All of this is to say that I love Dr. Who and can't afford or find Who universe collectibles out here on the West Coast much anymore. There's so much cool stuff availble in the UK, including several series of Top Trumps cards (a more complicated version of War), Battles in Time cards (an even MORE complicated version of War), and even a collectible miniatures game, NONE of which typically gets imported to the US at a reasonable price. Toys R Us is now selling SOME of the Character Options figures, and even has a US Exclusive of the 6th Doctor in the 5th Doctor's clothing right after regeneration.

Boy this post is rambling. I've been waiting for the computer to install the scanner software as I wiped the hard drive on this baby the other day and had forgotten to reinstall certain key pieces of software.

SO now that is done, and here's what I have to show off:

The set is actually reasonably priced if you're in the UK. Packs of 6 cards are only 50 pence, which is about 85 cents! A starter deck with play mat is 4 pounds 99 pence, or about $8.50. There's also a binder and tins, all of which include limited-edition foil cards available only in certain stores in the UK. Chase cards are inserted at VERY reasonable levels, from 1:2 to 1:8 and boxes have 100 packs in them. Wow.

Here's the breakdown:

180 Standard Cards
20 Foil Embossed (1:8 even though the pack says 1:4)
20 Foil (1:4)
40 Glitter (1:2)
20 "Limited Edition" not in packs.

So I suppose that if i want to really collect this set I'll have to purchase off of eBay, which isn't going to happen, or hope that some mad collector in the UK wants to help out.

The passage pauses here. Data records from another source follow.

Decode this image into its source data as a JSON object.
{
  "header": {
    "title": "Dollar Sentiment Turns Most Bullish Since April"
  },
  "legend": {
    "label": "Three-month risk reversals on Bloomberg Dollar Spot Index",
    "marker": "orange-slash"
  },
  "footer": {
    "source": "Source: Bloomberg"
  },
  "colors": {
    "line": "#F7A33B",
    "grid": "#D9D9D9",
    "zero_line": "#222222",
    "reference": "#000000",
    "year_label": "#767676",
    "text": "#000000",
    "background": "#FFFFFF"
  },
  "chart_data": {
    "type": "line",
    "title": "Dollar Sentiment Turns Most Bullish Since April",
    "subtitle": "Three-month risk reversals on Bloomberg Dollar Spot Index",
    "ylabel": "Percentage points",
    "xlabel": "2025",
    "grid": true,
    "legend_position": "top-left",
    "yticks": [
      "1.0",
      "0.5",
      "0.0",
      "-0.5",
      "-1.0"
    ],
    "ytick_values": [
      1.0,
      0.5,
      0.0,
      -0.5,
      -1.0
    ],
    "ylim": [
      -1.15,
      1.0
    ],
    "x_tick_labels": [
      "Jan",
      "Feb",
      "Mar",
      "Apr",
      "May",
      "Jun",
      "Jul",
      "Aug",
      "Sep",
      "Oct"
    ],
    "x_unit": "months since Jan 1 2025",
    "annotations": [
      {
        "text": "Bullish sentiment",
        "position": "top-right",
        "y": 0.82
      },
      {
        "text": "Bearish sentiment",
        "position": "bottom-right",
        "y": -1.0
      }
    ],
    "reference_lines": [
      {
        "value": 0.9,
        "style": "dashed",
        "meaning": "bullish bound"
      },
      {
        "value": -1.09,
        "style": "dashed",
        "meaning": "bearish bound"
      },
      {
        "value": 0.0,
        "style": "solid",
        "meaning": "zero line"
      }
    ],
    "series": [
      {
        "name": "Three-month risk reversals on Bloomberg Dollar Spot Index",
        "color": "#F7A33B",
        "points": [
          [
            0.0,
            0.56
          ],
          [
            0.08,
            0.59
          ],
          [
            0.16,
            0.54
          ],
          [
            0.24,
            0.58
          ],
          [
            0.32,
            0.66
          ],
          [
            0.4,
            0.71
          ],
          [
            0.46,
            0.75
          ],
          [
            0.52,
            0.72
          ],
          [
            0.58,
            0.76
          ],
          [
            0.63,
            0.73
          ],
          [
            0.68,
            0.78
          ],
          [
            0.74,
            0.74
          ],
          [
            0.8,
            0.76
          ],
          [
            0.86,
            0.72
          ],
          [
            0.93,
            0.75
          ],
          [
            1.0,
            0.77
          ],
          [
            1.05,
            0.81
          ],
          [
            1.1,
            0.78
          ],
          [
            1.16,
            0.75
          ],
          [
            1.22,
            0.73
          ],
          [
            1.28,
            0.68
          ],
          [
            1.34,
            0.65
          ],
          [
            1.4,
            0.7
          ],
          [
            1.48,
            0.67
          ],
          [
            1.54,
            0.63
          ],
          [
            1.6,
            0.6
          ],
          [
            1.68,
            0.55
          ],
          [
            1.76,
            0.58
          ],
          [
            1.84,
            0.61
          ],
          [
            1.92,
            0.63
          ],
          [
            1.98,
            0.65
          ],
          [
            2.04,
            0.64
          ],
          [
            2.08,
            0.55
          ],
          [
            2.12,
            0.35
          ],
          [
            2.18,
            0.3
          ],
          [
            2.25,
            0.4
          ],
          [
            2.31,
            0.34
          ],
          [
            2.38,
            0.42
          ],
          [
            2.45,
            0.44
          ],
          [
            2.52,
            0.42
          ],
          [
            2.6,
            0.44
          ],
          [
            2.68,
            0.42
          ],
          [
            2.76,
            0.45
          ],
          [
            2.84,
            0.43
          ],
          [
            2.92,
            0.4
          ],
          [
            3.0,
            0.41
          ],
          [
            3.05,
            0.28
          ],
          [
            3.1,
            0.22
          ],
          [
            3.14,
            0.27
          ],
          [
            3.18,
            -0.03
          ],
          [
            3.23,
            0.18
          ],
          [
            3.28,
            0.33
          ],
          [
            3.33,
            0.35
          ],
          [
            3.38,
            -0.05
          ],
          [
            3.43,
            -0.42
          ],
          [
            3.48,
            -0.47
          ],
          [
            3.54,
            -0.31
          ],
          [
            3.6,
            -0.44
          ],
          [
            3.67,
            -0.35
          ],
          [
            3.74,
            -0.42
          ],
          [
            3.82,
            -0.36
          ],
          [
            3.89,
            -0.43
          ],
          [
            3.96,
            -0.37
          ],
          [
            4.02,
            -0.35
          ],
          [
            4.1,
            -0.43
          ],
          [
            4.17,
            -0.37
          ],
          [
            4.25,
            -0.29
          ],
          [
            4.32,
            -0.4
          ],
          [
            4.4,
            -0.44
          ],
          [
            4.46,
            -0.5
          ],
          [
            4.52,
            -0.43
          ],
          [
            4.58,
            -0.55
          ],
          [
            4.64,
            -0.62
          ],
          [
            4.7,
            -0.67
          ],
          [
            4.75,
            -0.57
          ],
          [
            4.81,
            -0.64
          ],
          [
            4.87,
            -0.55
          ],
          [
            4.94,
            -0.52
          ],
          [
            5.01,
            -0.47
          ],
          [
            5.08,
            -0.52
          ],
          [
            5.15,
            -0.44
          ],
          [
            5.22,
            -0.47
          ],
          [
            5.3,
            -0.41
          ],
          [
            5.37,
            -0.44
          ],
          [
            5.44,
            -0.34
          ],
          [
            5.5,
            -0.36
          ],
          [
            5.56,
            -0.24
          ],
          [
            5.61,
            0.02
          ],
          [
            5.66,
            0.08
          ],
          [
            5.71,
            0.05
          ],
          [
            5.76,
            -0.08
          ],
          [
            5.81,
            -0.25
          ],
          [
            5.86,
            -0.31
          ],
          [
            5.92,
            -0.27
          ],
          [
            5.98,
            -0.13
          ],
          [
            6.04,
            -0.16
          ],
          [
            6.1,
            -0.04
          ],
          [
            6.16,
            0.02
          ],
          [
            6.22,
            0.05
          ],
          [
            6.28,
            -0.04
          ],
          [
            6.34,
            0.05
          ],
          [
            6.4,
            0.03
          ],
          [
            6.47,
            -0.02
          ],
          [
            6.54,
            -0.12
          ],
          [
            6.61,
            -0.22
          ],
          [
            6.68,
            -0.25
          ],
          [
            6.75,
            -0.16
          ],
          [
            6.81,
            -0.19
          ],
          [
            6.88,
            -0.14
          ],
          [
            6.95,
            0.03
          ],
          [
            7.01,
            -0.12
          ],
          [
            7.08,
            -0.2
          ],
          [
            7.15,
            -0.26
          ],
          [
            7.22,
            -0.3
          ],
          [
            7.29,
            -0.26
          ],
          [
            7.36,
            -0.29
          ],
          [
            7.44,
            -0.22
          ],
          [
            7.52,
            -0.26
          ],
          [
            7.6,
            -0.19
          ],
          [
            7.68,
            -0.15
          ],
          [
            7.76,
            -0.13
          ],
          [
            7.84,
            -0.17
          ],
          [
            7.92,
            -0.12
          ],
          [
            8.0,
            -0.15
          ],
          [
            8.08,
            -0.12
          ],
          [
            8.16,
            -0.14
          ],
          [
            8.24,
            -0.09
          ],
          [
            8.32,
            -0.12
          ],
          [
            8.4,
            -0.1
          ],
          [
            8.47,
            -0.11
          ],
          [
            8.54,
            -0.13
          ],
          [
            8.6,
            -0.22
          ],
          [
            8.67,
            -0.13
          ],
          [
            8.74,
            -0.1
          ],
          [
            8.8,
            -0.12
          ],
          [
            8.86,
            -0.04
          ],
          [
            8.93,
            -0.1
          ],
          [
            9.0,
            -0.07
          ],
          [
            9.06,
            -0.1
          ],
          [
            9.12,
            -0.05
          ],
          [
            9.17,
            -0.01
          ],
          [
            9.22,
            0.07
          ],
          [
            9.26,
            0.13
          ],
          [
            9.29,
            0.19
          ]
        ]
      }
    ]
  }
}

The fronts are very clean in design, though the game aspect (which again looks to me like a complicated version of "War") forces designers to clutter up the photo with strange icons and numbers. The backs are generic in scope, with only the card type being different (there's Equipment, Ally, Villain, Doctor and "Children in Time" cards). The old logos are being used for this set, which is fine by me, as I'm not sold on the new DW logo yet.

This first set focuses ALMOST exclusively on the 10th Doctor (David Tennant) and his run from the last three or so years. The most recent specials aren't featured at all, but virtually every other episode and character are. The foil-embossed set features cards of ALL of the incarnations of the Doctor himself, and companions/villains.

I have no idea how to play the stinking game though, as no rules were inserted in my magazine (as they usually are for an introduction product like this), and there's NOTHING online that says how to play. Sadly. And believe me, I've looked today. So far I've probably spent a good two hours researching this product from Panini UK.

I seriously doubt this set will ever see release on this side of the pond, but you never know. I'll be calling Panini America in Texas tomorrow to find out for sure.

In the mean time if you want some for yourself, go to a good book store that has a good magazine section, and look for Doctor Who Magazine #414. It's $8.99 for a copy, but it's well worth it, as the foil 10th Doctor card is ONLY found in that mag.

And if you have extras of this and want to trade for something else (as I have NO dupes yet) I'd love to hear from you.